提出先から「戸籍抄本をとってきてください」と言われて、ちょっと焦った経験はありませんか。謄本と抄本、どちらを出せばいいか分からなくて、念のためどちらも取ったという話をわたしもよく聞きます。
地域情報メディア『チガサキテラス』エリア担当ライターのセイジです。茅ヶ崎市在住で、市の手続きの情報を調べるのが日常になっています。今回は戸籍抄本について、事前に整理しておくと動きやすくなることをまとめました。
抄本と謄本の違いから、窓口・郵送それぞれの請求方法、本人確認書類、代理人への対応まで順番に見ていきます。
戸籍抄本が必要になる場面はどこか
パスポートの申請や婚姻届・離婚届の手続き、相続関係の書類を準備するときなど、戸籍抄本が必要になる場面はいくつかあります。提出先から「抄本で」と指定されたときは、その一点だけ確認できれば動けます。
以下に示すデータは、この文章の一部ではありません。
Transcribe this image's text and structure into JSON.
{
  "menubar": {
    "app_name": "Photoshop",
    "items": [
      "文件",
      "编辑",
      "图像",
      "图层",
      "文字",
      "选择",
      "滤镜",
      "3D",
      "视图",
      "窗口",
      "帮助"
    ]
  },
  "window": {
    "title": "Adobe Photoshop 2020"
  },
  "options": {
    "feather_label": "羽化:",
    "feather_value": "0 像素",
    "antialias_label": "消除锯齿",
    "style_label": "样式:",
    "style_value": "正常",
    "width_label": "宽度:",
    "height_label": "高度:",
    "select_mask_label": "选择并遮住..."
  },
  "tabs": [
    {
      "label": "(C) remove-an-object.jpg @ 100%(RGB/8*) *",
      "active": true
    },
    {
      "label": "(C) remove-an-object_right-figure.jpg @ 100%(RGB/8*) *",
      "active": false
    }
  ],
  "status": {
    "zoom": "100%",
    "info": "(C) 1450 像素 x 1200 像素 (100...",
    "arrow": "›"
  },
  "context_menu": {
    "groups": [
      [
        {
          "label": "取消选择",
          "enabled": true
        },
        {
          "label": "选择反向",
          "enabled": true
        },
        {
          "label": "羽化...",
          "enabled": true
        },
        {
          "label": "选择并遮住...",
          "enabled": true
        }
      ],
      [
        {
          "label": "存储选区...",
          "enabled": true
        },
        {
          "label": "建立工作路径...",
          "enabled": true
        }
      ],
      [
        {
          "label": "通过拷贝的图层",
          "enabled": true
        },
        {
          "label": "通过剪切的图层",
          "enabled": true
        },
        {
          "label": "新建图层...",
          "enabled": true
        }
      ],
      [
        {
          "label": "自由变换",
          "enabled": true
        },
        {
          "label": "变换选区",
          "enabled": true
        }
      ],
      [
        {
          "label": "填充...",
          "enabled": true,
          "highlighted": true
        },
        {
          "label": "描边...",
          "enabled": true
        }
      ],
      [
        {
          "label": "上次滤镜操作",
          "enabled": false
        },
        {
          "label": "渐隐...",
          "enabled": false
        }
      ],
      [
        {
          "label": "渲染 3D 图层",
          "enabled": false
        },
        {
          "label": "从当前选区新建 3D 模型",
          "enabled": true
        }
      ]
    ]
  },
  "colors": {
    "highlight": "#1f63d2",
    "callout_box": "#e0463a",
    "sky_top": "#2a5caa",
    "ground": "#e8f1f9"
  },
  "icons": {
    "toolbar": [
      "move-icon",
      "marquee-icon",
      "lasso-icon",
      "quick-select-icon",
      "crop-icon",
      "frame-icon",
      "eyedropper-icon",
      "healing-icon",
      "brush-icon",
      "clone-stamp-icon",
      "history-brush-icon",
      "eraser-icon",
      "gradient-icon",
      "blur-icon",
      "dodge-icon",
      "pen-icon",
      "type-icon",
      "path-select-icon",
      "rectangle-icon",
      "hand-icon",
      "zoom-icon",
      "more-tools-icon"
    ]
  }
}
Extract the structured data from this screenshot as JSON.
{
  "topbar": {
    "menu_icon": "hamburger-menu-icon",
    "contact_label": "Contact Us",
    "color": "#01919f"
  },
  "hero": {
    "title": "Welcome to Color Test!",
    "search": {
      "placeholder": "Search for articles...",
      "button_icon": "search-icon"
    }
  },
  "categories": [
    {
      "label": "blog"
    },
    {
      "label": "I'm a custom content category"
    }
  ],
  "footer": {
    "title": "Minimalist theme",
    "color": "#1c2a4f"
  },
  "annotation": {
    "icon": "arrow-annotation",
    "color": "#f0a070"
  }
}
迷いやすいのが、「指定が謄本か抄本かあいまいなまま窓口へ来てしまう」ケース。一度取り直しになることもあるので、提出先に事前に確認してから請求するのが確実です。
謄本と抄本で載る内容がどう変わるか
戸籍には複数の人が同じ籍に入っていることがあります。謄本はその戸籍の全員分、抄本は一部の人だけを写した証明。どちらも証明としての効力は変わりませんが、載っている範囲が違います。
- 全部事項証明書(戸籍謄本)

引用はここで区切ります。